A collaboration of scientists from across Europe has discovered a cellular pathway that could lead to the development of new therapeutic interventions to stop or severely slow the progression of Alzheimer’s disease (AD). The researchers found that a molecular chaperone naturally occurring in humans could disrupt the formation of amyloid plaques, which are commonly associated with AD dementia.
The research was carried out by an international team of scientists from the University of Cambridge, the Karolinska Institute, Lund University, the Swedish University of Agricultural Sciences, and Tallinn University in Estonia. The results from this study were published in Nature Structural & Molecular Biology through an article entitled “A molecular chaperone breaks the catalytic cycle that generates toxic Aβ oligomers”.
The scientists found that the human chaperone called Brichos was able to interrupt the aggregation of the amyloid-β pepetide (Aβ42). Previous studies have shown that the surfaces of Aβ42 catalyze the formation of oligomers, which effectively form neurotoxic plaques.
The research teams observed that in vitro, Brichos was able to inhibit Aβ42 oligomerization, thereby severely hindering the catalytic cycle leading to plaque formation. Specifically, the investigators found that Brichos binds to the surface of Aβ42 fibrils and redirects the aggregation reaction toward a pathway that leads to marginal formation of toxic oligomeric intermediates.
The investigators were also able to show that mice given injections of amyloid proteins directly to their brains, in order to mimic AD pathology, showed a reduction in normal electrical activity, which is indicative of the neurotoxic effects of amyloid plaques. However, co-injections of amyloid proteins and Brichos lead to a protective phenotype that was unrecognizable from control mice.

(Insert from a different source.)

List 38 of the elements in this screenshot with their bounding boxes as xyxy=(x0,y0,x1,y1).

“These results reveal that molecular chaperones can help maintain protein homeostasis by selectively suppressing critical microscopic steps within the complex reaction pathways responsible for the toxic effects of protein misfolding and aggregation,” stated the scientists.
Although Brichos may be difficult to convert into a therapeutically viable compound for the treatment of AD, the scientists are optimistic that their current findings show that the neurotoxic effects associated with amyloid plaques can be disrupted.
“A good tactic now is to search for other molecules that have this same highly targeted effect and to see if these can be used as the starting point for developing a future therapy,” concluded Samuel Cohen, Ph.D., research fellow at St. John’s College, Cambridge and lead author on the current study.